Serge Berstein enseigne à l’Institut d’études politiques de Paris. Membre des conseils scientifiques de la Fondation Charles de Gaulle et de l’Institut François Mitterrand, il est l’auteur de nombreux ouvrages en histoire contemporaine et a codirigé le livre Fascisme français ? (CNRS éditions), un ouvrage qui répond aux thèses de Zeev Sternhell sur la France comme matrice du fascisme.
PHILITT : La confrontation entre les thèses est inhérente à l’Histoire. En effet, les désaccords entre les historiens sont fréquents. Pourquoi l’opposition à la thèse de Zeev Sternhell s’est-elle transformée en une virulente controverse nécessitant la réponse de ce collectif que vous avez dirigé ?
Serge Berstein : Essentiellement parce que Zeev Sternhell s’est toujours refusé à débattre comme le font les historiens en argumentant à partir des faits pour étayer leurs interprétations et parvenir soit à constater le caractère irréductible de leur désaccord, soit à nuancer leurs propres conclusions pour tenir compte de celles de leurs contradicteurs. Dès la parution de Ni droite ni gauche en 1983, la quasi-totalité des historiens français spécialistes de la question a critiqué dans diverses revues des affirmations en contradiction avec les réalités que tous avaient constatées.
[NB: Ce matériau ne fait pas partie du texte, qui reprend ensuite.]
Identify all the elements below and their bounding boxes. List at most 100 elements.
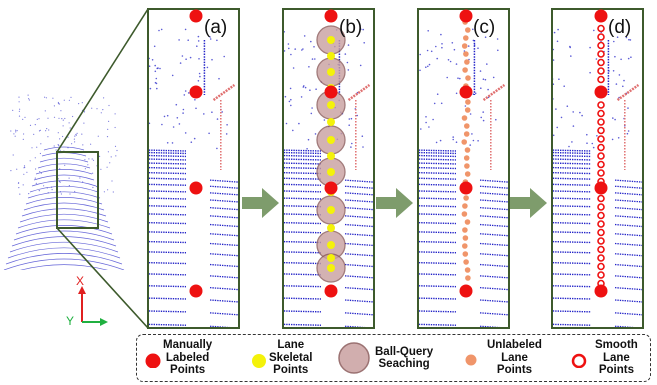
unlabeled-point (464, 59, 470, 65)
smooth-point (597, 262, 605, 271)
overview-scan-lines (3, 94, 125, 270)
ball-query-icon (338, 342, 370, 374)
unlabeled-point (465, 75, 471, 81)
manual-point (324, 9, 338, 23)
zoom-line-top (56, 8, 149, 153)
unlabeled-point (463, 195, 469, 201)
unlabeled-point-icon (465, 354, 477, 366)
manual-point (594, 9, 608, 23)
flow-arrows (242, 188, 547, 218)
legend: Manually Labeled Points Lane Skeletal Po… (136, 334, 651, 382)
unlabeled-point (464, 123, 470, 129)
unlabeled-point (461, 139, 468, 145)
legend-item-skeletal: Lane Skeletal Points (249, 335, 312, 381)
smooth-point (597, 203, 605, 211)
arrow-c-to-d (510, 188, 547, 218)
manual-point (594, 85, 608, 99)
smooth-point (597, 194, 605, 203)
skeletal-point-icon (252, 354, 266, 368)
skeletal-point (327, 168, 335, 176)
unlabeled-point (463, 35, 469, 41)
unlabeled-point (462, 251, 469, 257)
smooth-point (597, 126, 605, 135)
smooth-point (597, 135, 605, 143)
legend-item-manual: Manually Labeled Points (143, 335, 212, 381)
smooth-point (597, 228, 605, 237)
skeletal-point (327, 68, 335, 76)
skeletal-point (327, 254, 335, 262)
skeletal-point (327, 224, 335, 232)
overview-scene (3, 94, 125, 270)
lane-points-d (594, 9, 608, 298)
skeletal-point (327, 136, 335, 144)
smooth-point (597, 75, 605, 84)
manual-point-icon (145, 353, 161, 368)
manual-point (324, 85, 338, 99)
skeletal-point (327, 52, 335, 60)
unlabeled-point (461, 115, 468, 121)
manual-point (189, 284, 203, 298)
smooth-point (597, 245, 605, 254)
unlabeled-point (464, 163, 470, 169)
legend-label-unlabeled: Unlabeled Lane Points (487, 339, 542, 377)
smooth-point (597, 152, 605, 160)
legend-item-smooth: Smooth Lane Points (569, 335, 638, 381)
unlabeled-point (462, 235, 469, 241)
smooth-point (597, 109, 605, 118)
legend-label-ballquery: Ball-Query Seaching (375, 345, 434, 371)
smooth-point (597, 169, 605, 177)
smooth-point (597, 271, 605, 279)
skeletal-point (327, 36, 335, 44)
arrow-a-to-b (242, 188, 279, 218)
legend-label-smooth: Smooth Lane Points (595, 339, 638, 377)
unlabeled-point (461, 211, 468, 217)
smooth-point (597, 160, 605, 169)
unlabeled-point (465, 27, 471, 33)
panel-label-b: (b) (339, 17, 362, 38)
manual-point (189, 9, 203, 23)
smooth-point (597, 254, 605, 262)
smooth-point (597, 33, 605, 41)
manual-point (459, 85, 473, 99)
smooth-point (597, 58, 605, 67)
axis-indicator: X Y (66, 274, 108, 328)
panel-frame-b (282, 8, 375, 329)
zoom-region-box (56, 151, 99, 229)
legend-item-ballquery: Ball-Query Seaching (337, 335, 433, 381)
legend-item-unlabeled: Unlabeled Lane Points (463, 335, 542, 381)
manual-point (459, 181, 473, 195)
zoom-line-bottom (56, 227, 149, 329)
smooth-point (597, 118, 605, 126)
unlabeled-point (463, 259, 469, 265)
lane-points-a (189, 9, 203, 298)
smooth-point (597, 143, 605, 152)
panel-label-a: (a) (204, 17, 227, 38)
smooth-point (597, 237, 605, 245)
smooth-point (597, 101, 605, 109)
unlabeled-point (464, 219, 471, 225)
lane-points-b (316, 9, 346, 298)
unlabeled-point (462, 227, 468, 233)
panel-b (282, 8, 375, 329)
panel-frame-a (147, 8, 240, 329)
manual-point (189, 85, 203, 99)
unlabeled-point (465, 99, 471, 105)
panel-frame-d (551, 8, 644, 329)
manual-point (189, 181, 203, 195)
unlabeled-point (465, 275, 471, 281)
lidar-points (148, 28, 239, 328)
unlabeled-point (464, 267, 471, 273)
skeletal-point (327, 241, 335, 249)
legend-label-manual: Manually Labeled Points (163, 339, 213, 377)
unlabeled-point (462, 203, 468, 209)
unlabeled-point (462, 67, 468, 73)
smooth-point (597, 67, 605, 75)
legend-label-skeletal: Lane Skeletal Points (269, 339, 313, 377)
arrow-b-to-c (376, 188, 413, 218)
manual-point (324, 181, 338, 195)
y-axis-label: Y (66, 314, 74, 328)
unlabeled-point (464, 107, 471, 113)
smooth-point (597, 50, 605, 58)
panel-a (147, 8, 240, 329)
La seule réponse de Sternhell (et il n’a jamais varié sur ce point) a été de les accuser de chauvinisme destiné à laver la France de toute contagion fasciste ou de carriérisme afin de complaire à René Rémond, créateur de la théorie des trois droites, contestée par Sternhell qui en discerne une quatrième ! Quant à la moindre réponse aux arguments de fond de ses contradicteurs, elle n’est jamais venue. Aussi, nombre de jeunes historiens, excédés par la suffisance et l’agressivité de Sternhell nous ont-ils demandé d’apporter une réponse circonstanciée à des affirmations erronées répétées indéfiniment depuis trente ans et présentées en majesté en 2014 dans son ouvrage d’autoglorification intitulé Histoire et Lumières, modestement sous-titré Changer le monde par la raison.
PHILITT : Dans votre ouvrage, vous évoquez la thèse dite « de l’immunité ». Quels sont les anticorps qui ont préservé la France du fascisme ?
Serge Berstein : Je ne défends pas la thèse de l’immunité qui est une invention du sociologue Dobry, pour la bonne raison que je n’y crois pas. On ne voit pas pourquoi, par une sorte de grâce spéciale, la France aurait échappé à la contagion fasciste dans une Europe où celle-ci a gagné à peu près tous les pays, mais de manière plus ou moins marquée. Il y a eu un fascisme français, marqué par l’adhésion aux idées fascistes d’une partie des intellectuels, de Drieu La Rochelle à Rebatet, de Céline à Brasillach. Il y a eu en France des organisations fascistes ou se déclarant telles, du Faisceau de Georges Valois au Francisme de Bucard ou à la Solidarité française de Coty. Mais toutes n’ont été que des groupuscules, à la seule exception du PPF de Doriot, mais qui est en plein déclin en 1939 avant que l’occupant ne le fasse renaître. Toutefois, ce fascisme est demeuré très largement minoritaire et c’est cette marginalité qu’il s’agit d’expliquer. On peut y voir de multiples raisons. La principale me paraît être la prégnance de la culture républicaine en France, instaurée depuis trois quarts de siècle après une longue acculturation au XIXe siècle dans l’héritage de l’épisode révolutionnaire. C’est celle-ci, partagée par la presque totalité des forces politiques, des modérés aux socialistes, qui rend la France des années trente allergique au fascisme. Mais il faut ajouter que pour ceux (en nombre croissant) qui jugent le système parlementaire dépassé, il n’est nul besoin d’un quelconque recours au fascisme. Ils peuvent se tourner vers la fraction du nationalisme français qui, dans le droit fil de l’union sacrée du temps de guerre, se présente comme unanimiste, rassembleuse, d’inspiration sociale-chrétienne, ralliée à l’idée républicaine, mais qui préconise un pouvoir exécutif fort et qui va donner naissance au Parti Social Français du colonel de La Rocque, lequel dépasse le millions d’adhérents en 1939 et annonce, au niveau de sa fonction politique, le gaullisme de masse du RPF après la guerre .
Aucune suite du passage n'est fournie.